In his memoir The School, released in May this year, Brendan shares his learnings from one year in the classroom. “It’s primarily about the students; it’s about school and teaching, but it’s also trying to show a reader who might not be a teacher life in a modern school. And that young people who often get a bad rap, that there’s so much that’s amazing and wonderful about them. And there’s so much about modern education we need to change for the sake of the kids.”
This insightful and honest book almost didn’t get written. “I can find it emotionally challenging to write about experiences people have had that are quite horrible. Early on in the writing I contacted the publisher to say I was struggling and wasn’t sure I’d be able to write it.” Fortunately, Brendan’s publisher was able to support him in telling this important story, and we can learn from the diverse and compelling characters included in The School.
To write his book, Brendan contacted some of his former students who are now adults. “I reached out to students whose stories I thought could illuminate something important about education. Every person I approached said yes. Writing the book was a case of doing those interviews, getting more aspects of the story, and then bringing it all together.”

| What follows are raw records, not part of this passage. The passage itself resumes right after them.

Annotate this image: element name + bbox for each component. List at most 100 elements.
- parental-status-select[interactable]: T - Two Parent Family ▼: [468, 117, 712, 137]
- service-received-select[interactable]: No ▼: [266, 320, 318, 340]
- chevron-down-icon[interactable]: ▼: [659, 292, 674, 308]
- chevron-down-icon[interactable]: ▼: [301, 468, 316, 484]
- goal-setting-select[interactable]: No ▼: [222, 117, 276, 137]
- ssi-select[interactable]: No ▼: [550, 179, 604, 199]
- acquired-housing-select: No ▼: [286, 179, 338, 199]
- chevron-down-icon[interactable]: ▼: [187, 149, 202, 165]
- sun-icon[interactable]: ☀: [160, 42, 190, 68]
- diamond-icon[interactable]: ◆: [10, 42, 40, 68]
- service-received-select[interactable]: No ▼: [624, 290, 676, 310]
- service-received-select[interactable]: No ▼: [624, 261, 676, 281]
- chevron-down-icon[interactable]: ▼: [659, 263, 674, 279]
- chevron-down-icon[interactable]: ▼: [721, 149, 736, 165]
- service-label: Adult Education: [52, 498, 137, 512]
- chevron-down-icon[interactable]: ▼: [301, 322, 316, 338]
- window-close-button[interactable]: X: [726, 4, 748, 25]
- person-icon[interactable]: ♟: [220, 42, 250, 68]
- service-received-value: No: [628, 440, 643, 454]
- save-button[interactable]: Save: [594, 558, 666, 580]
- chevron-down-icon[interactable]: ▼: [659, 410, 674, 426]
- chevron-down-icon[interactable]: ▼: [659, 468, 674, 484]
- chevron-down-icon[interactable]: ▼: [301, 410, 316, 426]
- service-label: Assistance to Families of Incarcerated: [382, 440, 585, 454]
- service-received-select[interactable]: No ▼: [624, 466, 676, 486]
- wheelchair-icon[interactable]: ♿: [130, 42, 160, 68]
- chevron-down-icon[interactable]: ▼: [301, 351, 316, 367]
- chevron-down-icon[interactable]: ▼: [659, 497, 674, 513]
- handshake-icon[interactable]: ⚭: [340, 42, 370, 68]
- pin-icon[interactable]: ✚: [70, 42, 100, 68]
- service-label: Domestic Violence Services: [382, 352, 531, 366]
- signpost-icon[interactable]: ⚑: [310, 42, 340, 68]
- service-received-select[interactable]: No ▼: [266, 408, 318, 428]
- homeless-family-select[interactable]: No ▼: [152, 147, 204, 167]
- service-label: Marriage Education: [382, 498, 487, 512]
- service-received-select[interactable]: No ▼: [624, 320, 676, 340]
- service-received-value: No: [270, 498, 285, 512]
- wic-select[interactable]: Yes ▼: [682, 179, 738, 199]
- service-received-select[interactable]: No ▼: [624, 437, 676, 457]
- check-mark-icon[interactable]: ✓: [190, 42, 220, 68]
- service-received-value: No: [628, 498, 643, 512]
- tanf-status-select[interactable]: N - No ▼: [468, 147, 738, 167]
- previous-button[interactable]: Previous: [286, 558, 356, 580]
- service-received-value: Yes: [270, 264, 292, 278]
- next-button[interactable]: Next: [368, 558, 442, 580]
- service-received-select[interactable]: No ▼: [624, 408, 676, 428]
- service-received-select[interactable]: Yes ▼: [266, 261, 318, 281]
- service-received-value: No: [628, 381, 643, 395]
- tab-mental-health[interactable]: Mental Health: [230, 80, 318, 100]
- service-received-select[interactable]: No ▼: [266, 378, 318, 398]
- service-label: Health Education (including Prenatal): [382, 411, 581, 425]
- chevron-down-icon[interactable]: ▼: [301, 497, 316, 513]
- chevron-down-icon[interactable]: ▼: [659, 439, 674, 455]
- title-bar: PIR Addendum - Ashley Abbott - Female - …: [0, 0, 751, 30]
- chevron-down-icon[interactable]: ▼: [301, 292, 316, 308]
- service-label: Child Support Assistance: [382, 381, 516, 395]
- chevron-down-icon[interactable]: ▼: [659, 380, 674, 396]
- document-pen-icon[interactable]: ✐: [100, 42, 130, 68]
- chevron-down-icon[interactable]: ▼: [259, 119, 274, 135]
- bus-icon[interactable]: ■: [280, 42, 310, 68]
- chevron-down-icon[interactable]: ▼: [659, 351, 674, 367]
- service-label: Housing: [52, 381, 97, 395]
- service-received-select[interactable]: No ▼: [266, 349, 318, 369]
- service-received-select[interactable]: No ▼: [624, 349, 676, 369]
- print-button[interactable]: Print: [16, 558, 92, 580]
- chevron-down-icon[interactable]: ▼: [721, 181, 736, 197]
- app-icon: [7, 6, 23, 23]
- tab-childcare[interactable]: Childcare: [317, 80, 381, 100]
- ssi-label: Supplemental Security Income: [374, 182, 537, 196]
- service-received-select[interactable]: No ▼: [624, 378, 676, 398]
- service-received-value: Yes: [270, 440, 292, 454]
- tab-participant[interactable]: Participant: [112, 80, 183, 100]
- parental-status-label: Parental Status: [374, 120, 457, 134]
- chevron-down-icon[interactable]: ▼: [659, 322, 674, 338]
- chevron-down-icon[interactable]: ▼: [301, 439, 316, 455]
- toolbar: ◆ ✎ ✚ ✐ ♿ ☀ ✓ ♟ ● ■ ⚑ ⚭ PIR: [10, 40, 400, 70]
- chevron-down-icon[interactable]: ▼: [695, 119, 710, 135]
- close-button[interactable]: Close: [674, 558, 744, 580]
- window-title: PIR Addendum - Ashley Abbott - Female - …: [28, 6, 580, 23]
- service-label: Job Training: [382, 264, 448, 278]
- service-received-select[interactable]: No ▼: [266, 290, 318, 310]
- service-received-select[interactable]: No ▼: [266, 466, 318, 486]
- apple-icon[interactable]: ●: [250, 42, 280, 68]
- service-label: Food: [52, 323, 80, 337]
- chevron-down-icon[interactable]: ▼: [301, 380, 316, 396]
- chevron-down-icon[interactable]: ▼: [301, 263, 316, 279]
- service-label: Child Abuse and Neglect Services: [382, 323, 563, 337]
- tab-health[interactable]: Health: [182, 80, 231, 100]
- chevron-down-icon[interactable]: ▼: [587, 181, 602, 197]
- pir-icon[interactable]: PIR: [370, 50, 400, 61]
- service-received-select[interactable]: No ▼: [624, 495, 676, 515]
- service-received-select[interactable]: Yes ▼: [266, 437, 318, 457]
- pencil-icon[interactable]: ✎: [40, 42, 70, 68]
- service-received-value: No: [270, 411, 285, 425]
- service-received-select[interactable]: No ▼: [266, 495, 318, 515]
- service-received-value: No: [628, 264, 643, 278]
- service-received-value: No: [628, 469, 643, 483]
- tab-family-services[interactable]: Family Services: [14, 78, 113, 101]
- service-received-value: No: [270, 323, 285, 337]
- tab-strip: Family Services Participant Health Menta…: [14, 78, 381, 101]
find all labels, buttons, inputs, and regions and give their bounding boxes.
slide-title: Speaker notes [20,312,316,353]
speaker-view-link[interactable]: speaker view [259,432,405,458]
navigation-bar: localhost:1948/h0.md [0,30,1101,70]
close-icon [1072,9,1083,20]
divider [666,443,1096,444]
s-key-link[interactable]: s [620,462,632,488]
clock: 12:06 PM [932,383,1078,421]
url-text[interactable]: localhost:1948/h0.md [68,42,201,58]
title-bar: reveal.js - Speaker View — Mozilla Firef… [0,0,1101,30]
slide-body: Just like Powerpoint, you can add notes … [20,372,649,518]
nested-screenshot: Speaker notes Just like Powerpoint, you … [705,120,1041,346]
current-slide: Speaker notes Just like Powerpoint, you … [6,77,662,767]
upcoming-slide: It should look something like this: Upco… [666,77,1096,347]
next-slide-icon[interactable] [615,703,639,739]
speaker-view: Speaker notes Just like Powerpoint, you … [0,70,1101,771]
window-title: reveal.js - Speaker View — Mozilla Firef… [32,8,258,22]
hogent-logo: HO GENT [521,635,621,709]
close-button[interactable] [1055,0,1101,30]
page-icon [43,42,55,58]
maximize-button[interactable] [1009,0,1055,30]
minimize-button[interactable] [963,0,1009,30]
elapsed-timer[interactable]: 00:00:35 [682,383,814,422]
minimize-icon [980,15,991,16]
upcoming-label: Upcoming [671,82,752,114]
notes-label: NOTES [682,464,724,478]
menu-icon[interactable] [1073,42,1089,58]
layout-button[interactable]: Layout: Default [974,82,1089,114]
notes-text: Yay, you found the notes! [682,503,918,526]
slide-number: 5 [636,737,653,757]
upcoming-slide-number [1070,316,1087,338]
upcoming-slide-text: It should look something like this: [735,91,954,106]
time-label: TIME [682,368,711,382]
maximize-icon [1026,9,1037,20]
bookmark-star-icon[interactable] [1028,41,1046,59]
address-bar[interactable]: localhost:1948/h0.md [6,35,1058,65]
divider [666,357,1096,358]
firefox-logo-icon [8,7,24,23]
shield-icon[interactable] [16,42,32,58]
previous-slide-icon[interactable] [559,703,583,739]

One of those students was Wambui, who grew up in Kenya and came to Australia in the early years of high school. “In the village where Wambui grew up, she witnessed a man being murdered. It was a case of mob justice; the men of the village had caught him while he was robbing a house. He was killed outside Wambui’s house. She was only a little girl at the time; she was appealing for mercy and compassion. It is such a telling story. It reminds us of what some of these young people in our classes have experienced, and sometimes in a large group it is the children who need to be listened to, not silenced.”
Brendan wants to share one final thing: “My belief is teaching is a wonderful profession. I would implore anyone – be that a young person choosing a career or an older person looking to change career – I would encourage them to look at teaching.”
Brendan is guest author at Words after Dark, hosted by Antipodes Bookshop in Sorrento, on Thursday, September 9, from 6-8pm. It is a free event but bookings are essential. The School is published by Picador.